讓葉氏出局,又會讓公衆諸多揣測,因爲葉氏在今天第一輪競標賽上,是以總分第一的成績排上去的!
這入圍不是,出局也不是。
也難怪言天錦會氣瘋了!
秦火搖頭嘆息,看了一眼臉色煞白的夢小雅:“也幸好夢小姐跳下來了,要是你逃走或是反抗什麼的,恐怕會惹來主子更可怕的報復吧。”
原來……
他逼她跳樓,只是一項殘忍的考驗。
她該猜到的,言天錦又怎會輕易用死來懲罰一個出賣他的人呢?
夢小雅忽然哽咽。
若她選擇的,是讓那些老總高興呢?
後果會是怎樣?這個答案或許她永遠都猜不到了。
一時間,她哽咽得半句話語都說不出來。
“記住了,夢小姐。
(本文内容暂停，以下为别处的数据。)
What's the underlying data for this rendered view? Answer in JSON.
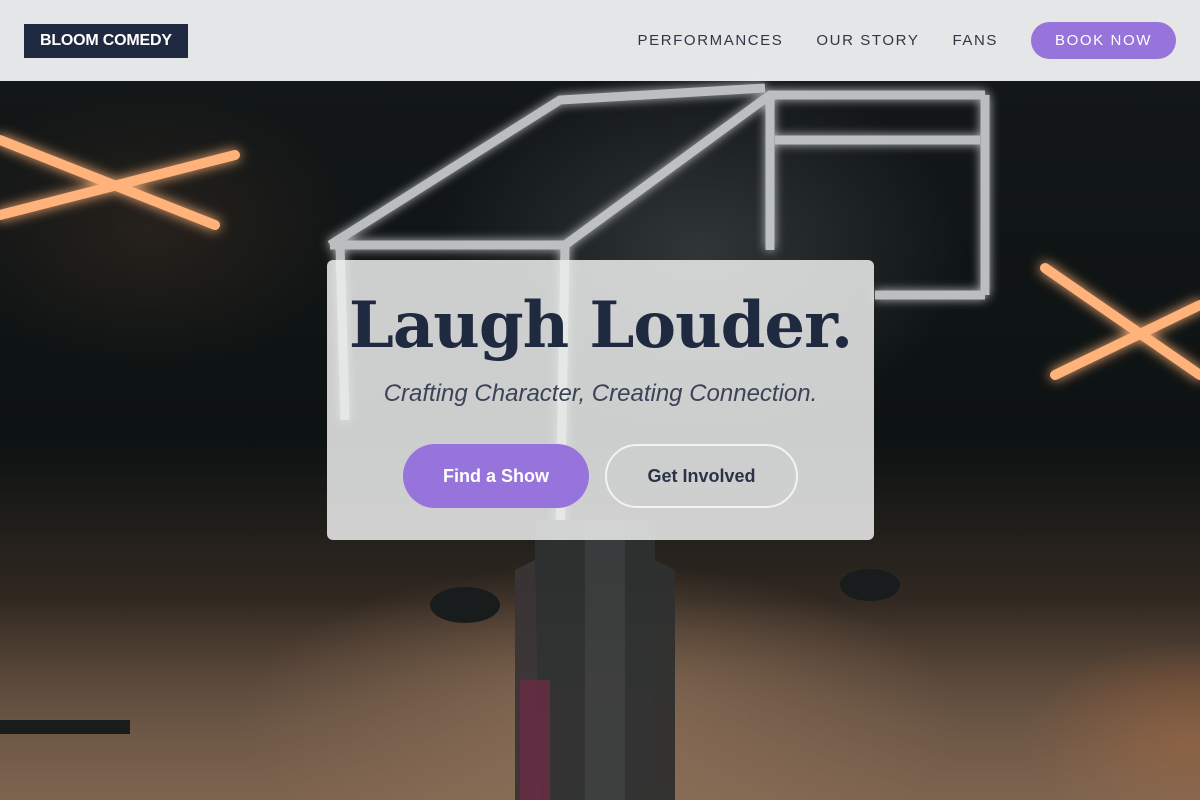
{
  "nav": {
    "logo": "BLOOM COMEDY",
    "links": [
      "PERFORMANCES",
      "OUR STORY",
      "FANS"
    ],
    "cta": "BOOK NOW"
  },
  "hero": {
    "headline": "Laugh Louder.",
    "tagline": "Crafting Character, Creating Connection.",
    "primary_button": "Find a Show",
    "secondary_button": "Get Involved"
  },
  "colors": {
    "brand_navy": "#1f2940",
    "accent_purple": "#9773dc",
    "nav_background": "#ecedee"
  }
}
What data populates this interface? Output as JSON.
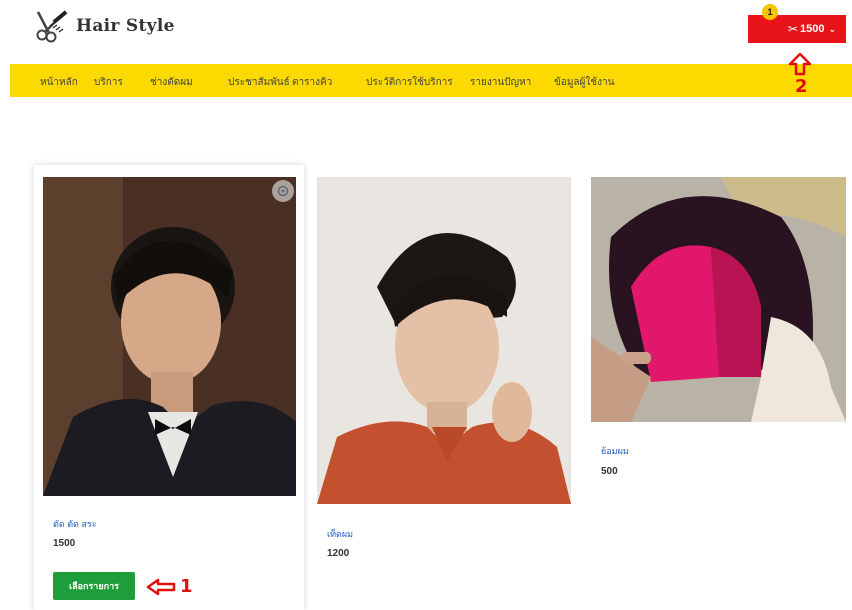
{
  "header": {
    "logo_text": "Hair Style",
    "cart": {
      "badge": "1",
      "amount": "1500",
      "chevron": "⌄"
    }
  },
  "nav": {
    "items": [
      "หน้าหลัก",
      "บริการ",
      "ช่างตัดผม",
      "ประชาสัมพันธ์",
      "ตารางคิว",
      "ประวัติการใช้บริการ",
      "รายงานปัญหา",
      "ข้อมูลผู้ใช้งาน"
    ]
  },
  "products": [
    {
      "name": "ตัด ตัด สระ",
      "price": "1500",
      "button": "เลือกรายการ"
    },
    {
      "name": "เท็ดผม",
      "price": "1200"
    },
    {
      "name": "ย้อมผม",
      "price": "500"
    }
  ],
  "annotations": {
    "arrow_1_label": "1",
    "arrow_2_label": "2"
  },
  "colors": {
    "nav_bg": "#fcd900",
    "cart_bg": "#e8141a",
    "badge_bg": "#f7c600",
    "button_green": "#1e9e3a",
    "link_blue": "#1f5fbf",
    "annotation_red": "#e01010"
  }
}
”秦火認真地看了夢小雅一眼,“別再惹怒主子,尤其是與‘映’工程有關的任何事。”
她淒涼一笑,恍然領悟過來。
“是與那位蘇小姐有關的任何事吧?!”
秦火瞥了她一眼,不吭聲。
那就代表默認了。
夢小雅顫着手指,從氣囊上爬起來。